Meyerson: U.S. Should Adopt German Capitalism (and Unemployment?)
The American Prospect's Harold Meyerson opens up his latest column with almost unseemly relish. "So what kind of capitalism shall we craft?" he writes. You can almost see him rubbing his hands together, perhaps warming them over a flaming copy of Capitalism and Freedom.
And then, as columnists do, he answers his own question: The German kind of capitalism. "In Germany," he writes, "manufacturing still dominates finance." And here, as in Germany, "corporations should be made legally answerable not just to shareholders but also to their employees and community."

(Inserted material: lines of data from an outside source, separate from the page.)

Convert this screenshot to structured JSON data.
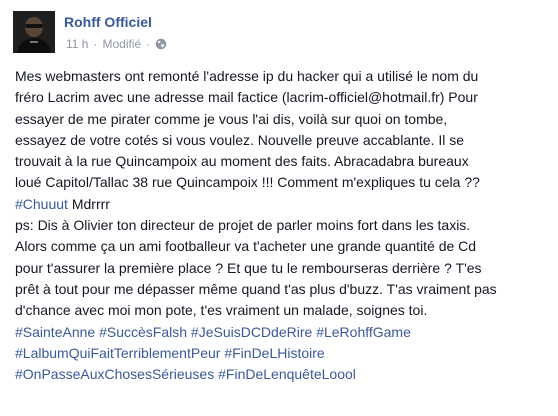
{
  "post": {
    "author": "Rohff Officiel",
    "time": "11 h",
    "separator1": "·",
    "edited": "Modifié",
    "separator2": "·",
    "privacy_icon": "globe-icon",
    "link_color": "#3b5998",
    "meta_color": "#9197a3",
    "lines": [
      [
        {
          "t": "Mes webmasters ont remonté l'adresse ip du hacker qui a utilisé le nom du"
        }
      ],
      [
        {
          "t": "fréro Lacrim avec une adresse mail factice (lacrim-officiel@hotmail.fr) Pour"
        }
      ],
      [
        {
          "t": "essayer de me pirater comme je vous l'ai dis, voilà sur quoi on tombe,"
        }
      ],
      [
        {
          "t": "essayez de votre cotés si vous voulez. Nouvelle preuve accablante. Il se"
        }
      ],
      [
        {
          "t": "trouvait à la rue Quincampoix au moment des faits. Abracadabra bureaux"
        }
      ],
      [
        {
          "t": "loué Capitol/Tallac 38 rue Quincampoix !!! Comment m'expliques tu cela ??"
        }
      ],
      [
        {
          "t": "#Chuuut",
          "tag": true
        },
        {
          "t": " Mdrrrr"
        }
      ],
      [
        {
          "t": "ps: Dis à Olivier ton directeur de projet de parler moins fort dans les taxis."
        }
      ],
      [
        {
          "t": "Alors comme ça un ami footballeur va t'acheter une grande quantité de Cd"
        }
      ],
      [
        {
          "t": "pour t'assurer la première place ? Et que tu le rembourseras derrière ? T'es"
        }
      ],
      [
        {
          "t": "prêt à tout pour me dépasser même quand t'as plus d'buzz. T'as vraiment pas"
        }
      ],
      [
        {
          "t": "d'chance avec moi mon pote, t'es vraiment un malade, soignes toi."
        }
      ],
      [
        {
          "t": "#SainteAnne",
          "tag": true
        },
        {
          "t": " "
        },
        {
          "t": "#SuccèsFalsh",
          "tag": true
        },
        {
          "t": " "
        },
        {
          "t": "#JeSuisDCDdeRire",
          "tag": true
        },
        {
          "t": " "
        },
        {
          "t": "#LeRohffGame",
          "tag": true
        }
      ],
      [
        {
          "t": "#LalbumQuiFaitTerriblementPeur",
          "tag": true
        },
        {
          "t": " "
        },
        {
          "t": "#FinDeLHistoire",
          "tag": true
        }
      ],
      [
        {
          "t": "#OnPasseAuxChosesSérieuses",
          "tag": true
        },
        {
          "t": " "
        },
        {
          "t": "#FinDeLenquêteLoool",
          "tag": true
        }
      ]
    ]
  }
}
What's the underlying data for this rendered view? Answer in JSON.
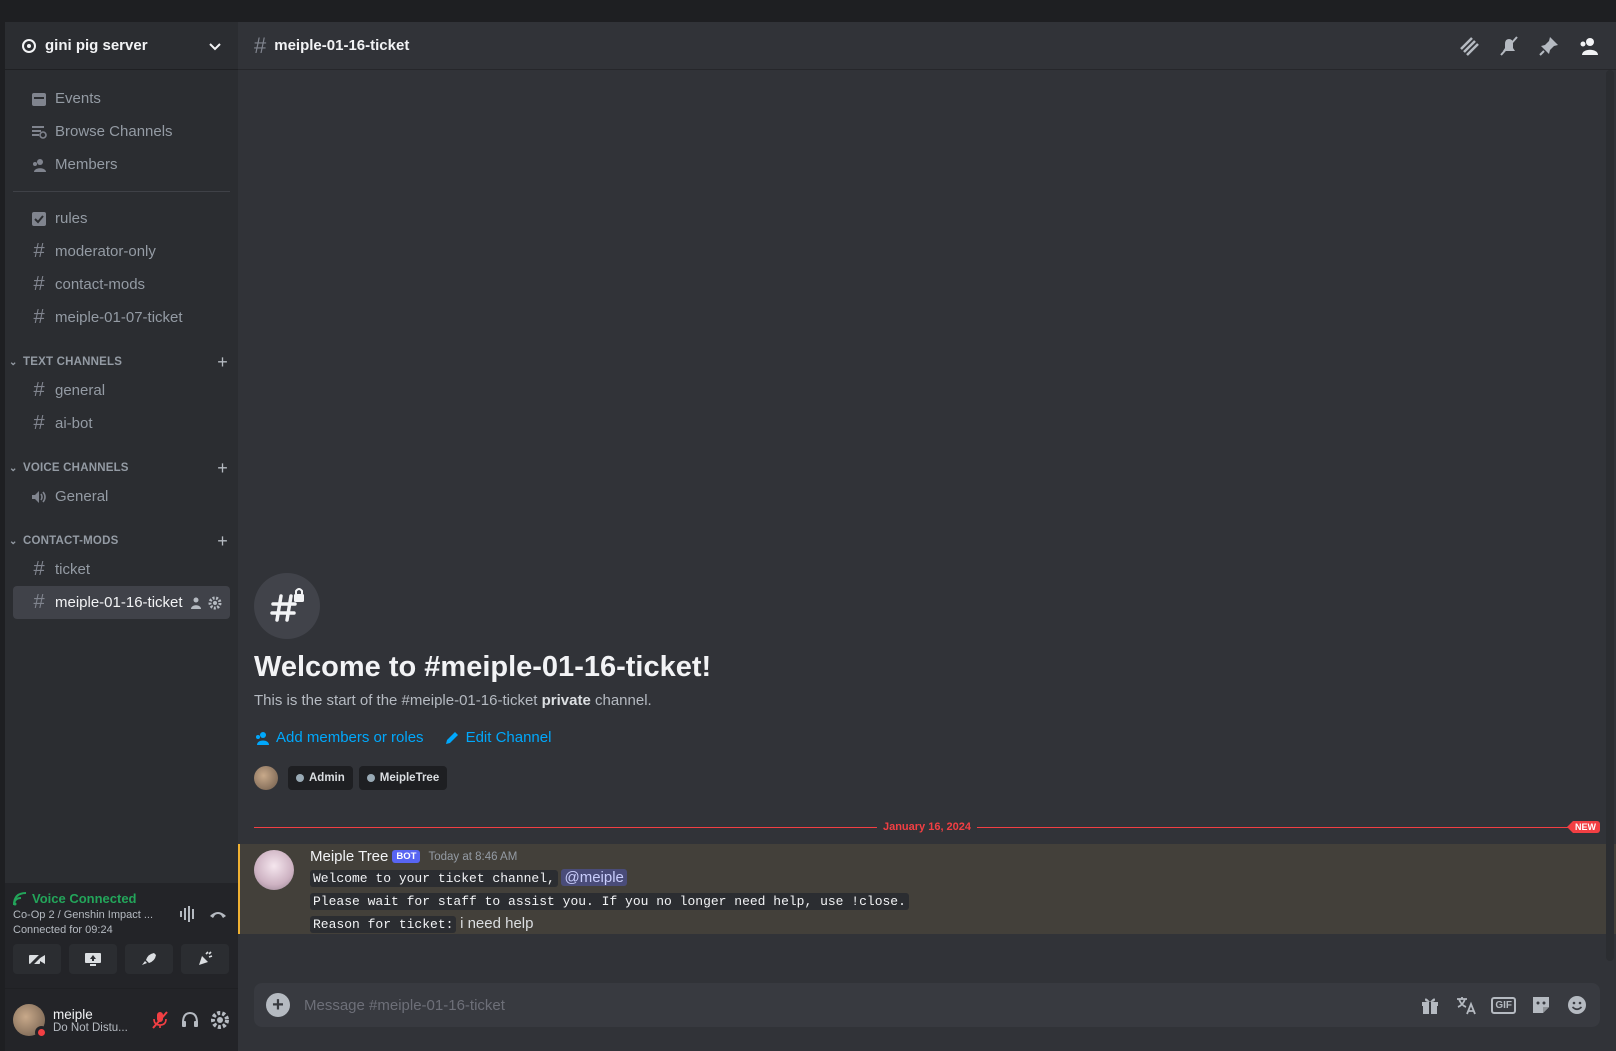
{
  "server": {
    "name": "gini pig server"
  },
  "nav": [
    {
      "label": "Events",
      "icon": "calendar-icon"
    },
    {
      "label": "Browse Channels",
      "icon": "browse-channels-icon"
    },
    {
      "label": "Members",
      "icon": "members-icon"
    }
  ],
  "top_channels": [
    {
      "label": "rules",
      "icon": "rules-icon"
    },
    {
      "label": "moderator-only",
      "icon": "locked-hash-icon"
    },
    {
      "label": "contact-mods",
      "icon": "hash-icon"
    },
    {
      "label": "meiple-01-07-ticket",
      "icon": "locked-hash-icon"
    }
  ],
  "categories": {
    "text": {
      "label": "TEXT CHANNELS",
      "channels": [
        "general",
        "ai-bot"
      ]
    },
    "voice": {
      "label": "VOICE CHANNELS",
      "channels": [
        "General"
      ]
    },
    "contact": {
      "label": "CONTACT-MODS",
      "channels": [
        "ticket",
        "meiple-01-16-ticket"
      ]
    }
  },
  "voice_status": {
    "title": "Voice Connected",
    "channel": "Co-Op 2 / Genshin Impact ...",
    "connected": "Connected for 09:24"
  },
  "user": {
    "name": "meiple",
    "status": "Do Not Distu..."
  },
  "channel": {
    "name": "meiple-01-16-ticket"
  },
  "welcome": {
    "title": "Welcome to #meiple-01-16-ticket!",
    "sub_prefix": "This is the start of the #meiple-01-16-ticket ",
    "sub_bold": "private",
    "sub_suffix": " channel.",
    "add_members": "Add members or roles",
    "edit_channel": "Edit Channel",
    "roles": [
      "Admin",
      "MeipleTree"
    ]
  },
  "divider": {
    "date": "January 16, 2024",
    "new_label": "NEW"
  },
  "message": {
    "author": "Meiple Tree",
    "bot_tag": "BOT",
    "time": "Today at 8:46 AM",
    "line1_code": "Welcome to your ticket channel,",
    "line1_mention": "@meiple",
    "line2_code": "Please wait for staff to assist you. If you no longer need help, use !close.",
    "line3_code": "Reason for ticket:",
    "line3_text": "i need help"
  },
  "composer": {
    "placeholder": "Message #meiple-01-16-ticket"
  },
  "colors": {
    "accent": "#5865f2",
    "link": "#00a8fc",
    "voice_green": "#23a55a",
    "dnd_red": "#f23f43",
    "highlight": "#f0b132"
  }
}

One way to do this? Why, the misnamed Employee Free Choice Act, of course, which will bring our workers the same conditions as those in Germany by letting unions organize workplaces without a secret ballot. Never mind that unemployment in Germany has hovered around 10 percent for over a decade. That "jobs crisis" we're currently experiencing? That's pretty much a permanent condition in Germany, thanks in large part to the kind of union-oriented, make-stuff-not-deals capitalism they practice. But Meyerson doesn't feel the need to mention that stat while trumpeting that "the German model focuses on stakeholders, not shareholder. Worker representatives sit on boards of directors, unionization remains high, income distribution is more equitable, social benefits are generous."